Lead, follow or hold my beer


Most attorneys copy what their competitors are doing to get more clients or otherwise build their practice. The problem is, most of those attorneys are also doing this.

Most play “follow the follower” instead of “follow the leader”. But following the leader isn’t necessarily the way to go, either.

When you copy anyone, you risk copying something that doesn’t work. You don’t know if what you’re copying is generating results or the results (you think) they’re getting are from other factors.

They might have skills or resources that allow them to get results you won’t get.

Their “successful” ad, for example, might be successful because they have a better system for closing leads. Or, they might break even or lose money on every ad but profit on up-sells, back-end business, repeat business, and referrals.

The other problem with copying others, even if you copy things that work, is that you are merely a copycat. You fade into the background, just another lawyer with nothing special to offer.

So, what’s the answer?

Don’t ignore your competition. You might get ideas from them. But don’t copy them. In fact, a good rule of thumb is to look at what the majority do and do the opposite.
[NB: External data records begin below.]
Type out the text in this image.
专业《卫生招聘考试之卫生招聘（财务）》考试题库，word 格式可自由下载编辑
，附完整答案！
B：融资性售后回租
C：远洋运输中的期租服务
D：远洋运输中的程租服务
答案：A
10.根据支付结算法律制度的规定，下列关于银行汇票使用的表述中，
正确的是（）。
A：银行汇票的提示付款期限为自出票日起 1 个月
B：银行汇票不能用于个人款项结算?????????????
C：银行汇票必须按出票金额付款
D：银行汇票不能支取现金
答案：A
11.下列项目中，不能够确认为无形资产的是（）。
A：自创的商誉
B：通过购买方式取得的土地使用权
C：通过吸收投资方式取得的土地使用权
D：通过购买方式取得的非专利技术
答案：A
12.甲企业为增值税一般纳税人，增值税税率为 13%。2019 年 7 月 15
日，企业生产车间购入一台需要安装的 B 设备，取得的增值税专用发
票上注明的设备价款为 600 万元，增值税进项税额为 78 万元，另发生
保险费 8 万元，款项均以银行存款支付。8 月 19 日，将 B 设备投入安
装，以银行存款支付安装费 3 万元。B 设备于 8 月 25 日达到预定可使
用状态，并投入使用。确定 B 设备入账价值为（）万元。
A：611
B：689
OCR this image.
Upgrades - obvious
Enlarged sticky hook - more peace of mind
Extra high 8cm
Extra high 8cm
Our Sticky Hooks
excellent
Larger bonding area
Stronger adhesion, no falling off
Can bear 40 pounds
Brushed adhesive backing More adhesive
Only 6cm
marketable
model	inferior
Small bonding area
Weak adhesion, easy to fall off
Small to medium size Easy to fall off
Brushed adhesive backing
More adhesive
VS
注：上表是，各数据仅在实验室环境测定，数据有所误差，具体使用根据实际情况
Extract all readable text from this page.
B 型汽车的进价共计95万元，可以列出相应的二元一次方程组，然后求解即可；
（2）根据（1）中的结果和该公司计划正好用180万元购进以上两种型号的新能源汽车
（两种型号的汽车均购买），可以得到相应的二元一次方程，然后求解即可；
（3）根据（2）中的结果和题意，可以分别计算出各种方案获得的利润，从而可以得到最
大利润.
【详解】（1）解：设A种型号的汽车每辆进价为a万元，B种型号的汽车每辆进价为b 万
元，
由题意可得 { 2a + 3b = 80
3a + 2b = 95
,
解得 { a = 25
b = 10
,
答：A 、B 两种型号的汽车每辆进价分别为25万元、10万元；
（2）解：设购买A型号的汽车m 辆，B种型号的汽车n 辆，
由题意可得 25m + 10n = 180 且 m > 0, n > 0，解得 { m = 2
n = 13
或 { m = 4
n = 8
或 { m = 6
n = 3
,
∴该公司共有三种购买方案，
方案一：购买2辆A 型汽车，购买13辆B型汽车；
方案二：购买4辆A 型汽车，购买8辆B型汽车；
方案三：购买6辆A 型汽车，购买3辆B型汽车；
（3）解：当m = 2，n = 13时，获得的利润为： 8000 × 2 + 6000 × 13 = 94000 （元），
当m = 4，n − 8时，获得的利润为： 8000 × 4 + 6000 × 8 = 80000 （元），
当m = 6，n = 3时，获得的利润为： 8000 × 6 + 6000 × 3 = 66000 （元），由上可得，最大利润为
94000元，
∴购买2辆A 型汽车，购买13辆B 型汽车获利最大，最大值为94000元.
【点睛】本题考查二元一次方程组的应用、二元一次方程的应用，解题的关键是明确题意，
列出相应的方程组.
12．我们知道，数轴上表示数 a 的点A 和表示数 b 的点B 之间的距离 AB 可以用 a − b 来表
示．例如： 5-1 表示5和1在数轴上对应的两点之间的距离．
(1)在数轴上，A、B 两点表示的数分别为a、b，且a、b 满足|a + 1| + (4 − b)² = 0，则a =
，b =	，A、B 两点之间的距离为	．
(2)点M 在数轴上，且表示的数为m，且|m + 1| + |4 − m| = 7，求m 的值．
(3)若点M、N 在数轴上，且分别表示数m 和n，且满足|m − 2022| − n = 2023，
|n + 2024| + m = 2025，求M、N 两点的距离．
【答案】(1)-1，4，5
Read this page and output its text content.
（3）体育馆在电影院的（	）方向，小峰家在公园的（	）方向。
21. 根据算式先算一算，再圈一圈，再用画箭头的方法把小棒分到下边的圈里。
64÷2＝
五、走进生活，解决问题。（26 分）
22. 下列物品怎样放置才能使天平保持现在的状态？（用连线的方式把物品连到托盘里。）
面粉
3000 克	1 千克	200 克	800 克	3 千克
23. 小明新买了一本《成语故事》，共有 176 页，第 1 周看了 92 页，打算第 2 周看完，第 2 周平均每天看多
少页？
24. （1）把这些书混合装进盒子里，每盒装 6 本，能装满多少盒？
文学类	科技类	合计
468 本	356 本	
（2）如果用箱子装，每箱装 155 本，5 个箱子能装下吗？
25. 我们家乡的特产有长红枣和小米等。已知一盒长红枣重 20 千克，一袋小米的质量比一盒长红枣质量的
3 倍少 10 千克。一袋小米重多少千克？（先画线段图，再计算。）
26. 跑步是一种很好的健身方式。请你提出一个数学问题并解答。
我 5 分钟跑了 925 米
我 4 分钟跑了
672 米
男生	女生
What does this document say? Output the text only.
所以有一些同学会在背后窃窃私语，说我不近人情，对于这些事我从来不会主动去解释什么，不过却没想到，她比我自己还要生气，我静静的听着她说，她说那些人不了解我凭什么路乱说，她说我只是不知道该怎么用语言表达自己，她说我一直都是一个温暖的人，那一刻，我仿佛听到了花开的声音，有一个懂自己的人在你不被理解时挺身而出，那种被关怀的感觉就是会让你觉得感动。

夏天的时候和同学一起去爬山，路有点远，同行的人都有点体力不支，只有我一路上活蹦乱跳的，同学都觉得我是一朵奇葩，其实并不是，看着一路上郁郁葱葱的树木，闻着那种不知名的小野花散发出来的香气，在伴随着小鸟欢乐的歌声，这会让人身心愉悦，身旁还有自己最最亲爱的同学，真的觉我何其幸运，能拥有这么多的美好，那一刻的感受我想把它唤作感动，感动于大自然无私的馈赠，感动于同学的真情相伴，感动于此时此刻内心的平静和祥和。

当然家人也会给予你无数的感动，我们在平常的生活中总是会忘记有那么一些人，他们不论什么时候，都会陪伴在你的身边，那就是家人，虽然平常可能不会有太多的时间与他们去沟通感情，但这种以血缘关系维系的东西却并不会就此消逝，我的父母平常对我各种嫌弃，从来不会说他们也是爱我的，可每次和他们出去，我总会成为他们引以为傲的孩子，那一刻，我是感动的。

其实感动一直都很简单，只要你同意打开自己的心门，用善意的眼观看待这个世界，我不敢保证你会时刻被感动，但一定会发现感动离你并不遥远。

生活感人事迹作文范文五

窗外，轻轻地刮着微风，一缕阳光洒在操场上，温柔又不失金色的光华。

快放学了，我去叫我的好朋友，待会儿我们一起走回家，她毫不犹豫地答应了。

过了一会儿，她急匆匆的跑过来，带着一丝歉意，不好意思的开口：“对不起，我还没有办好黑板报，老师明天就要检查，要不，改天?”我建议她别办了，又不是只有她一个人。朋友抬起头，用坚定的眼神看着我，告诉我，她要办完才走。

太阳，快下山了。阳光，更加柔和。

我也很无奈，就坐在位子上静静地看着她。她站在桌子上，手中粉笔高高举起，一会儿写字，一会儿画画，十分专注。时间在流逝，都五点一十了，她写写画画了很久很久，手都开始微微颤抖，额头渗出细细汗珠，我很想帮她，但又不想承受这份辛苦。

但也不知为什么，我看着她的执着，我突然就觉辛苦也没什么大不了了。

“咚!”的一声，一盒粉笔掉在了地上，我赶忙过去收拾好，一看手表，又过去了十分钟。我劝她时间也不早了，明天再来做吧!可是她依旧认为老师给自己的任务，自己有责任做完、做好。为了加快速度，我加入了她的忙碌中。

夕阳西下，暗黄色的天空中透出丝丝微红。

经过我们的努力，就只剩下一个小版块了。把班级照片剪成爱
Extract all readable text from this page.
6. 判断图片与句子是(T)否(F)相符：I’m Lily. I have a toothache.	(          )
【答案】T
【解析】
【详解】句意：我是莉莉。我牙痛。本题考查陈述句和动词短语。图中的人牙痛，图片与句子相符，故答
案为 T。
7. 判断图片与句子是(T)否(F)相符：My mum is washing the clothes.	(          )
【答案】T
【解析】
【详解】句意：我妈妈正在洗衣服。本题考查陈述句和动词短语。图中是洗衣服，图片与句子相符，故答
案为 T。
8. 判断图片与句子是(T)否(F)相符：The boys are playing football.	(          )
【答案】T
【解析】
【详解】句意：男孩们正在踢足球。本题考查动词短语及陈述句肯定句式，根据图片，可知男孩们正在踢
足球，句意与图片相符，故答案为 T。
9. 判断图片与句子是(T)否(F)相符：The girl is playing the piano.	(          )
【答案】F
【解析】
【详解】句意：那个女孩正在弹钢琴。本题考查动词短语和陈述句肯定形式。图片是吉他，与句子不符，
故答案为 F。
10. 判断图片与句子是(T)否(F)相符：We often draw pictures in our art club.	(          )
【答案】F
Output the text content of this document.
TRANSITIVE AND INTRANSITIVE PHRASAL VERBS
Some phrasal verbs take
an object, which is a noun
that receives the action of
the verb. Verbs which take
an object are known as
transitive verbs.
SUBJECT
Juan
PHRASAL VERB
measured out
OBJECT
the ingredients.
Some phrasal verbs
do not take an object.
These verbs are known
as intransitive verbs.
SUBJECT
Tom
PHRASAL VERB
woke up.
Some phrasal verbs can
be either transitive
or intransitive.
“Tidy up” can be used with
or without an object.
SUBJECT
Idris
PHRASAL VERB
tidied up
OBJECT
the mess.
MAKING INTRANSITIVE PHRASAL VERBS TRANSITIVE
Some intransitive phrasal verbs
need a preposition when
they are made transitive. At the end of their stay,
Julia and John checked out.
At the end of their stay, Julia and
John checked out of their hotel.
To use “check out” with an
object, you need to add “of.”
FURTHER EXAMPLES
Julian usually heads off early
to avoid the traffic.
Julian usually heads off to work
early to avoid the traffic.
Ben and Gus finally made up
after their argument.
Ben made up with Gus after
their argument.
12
Then, decide that you will be the leader others want to copy. Go your own way, even though it means doing things that might frighten you.

In fact, if it doesn’t frighten you, if it doesn’t take you out of your comfort zone, you’re probably playing safe, which is not what leaders do.

You don’t have to throw yourself into an abyss or run naked in the streets. You don’t have to risk everything.

Follow the path of least resistance. Find something small and easy to do and start there. From that perspective, you’ll be a different person, ready to take the next step.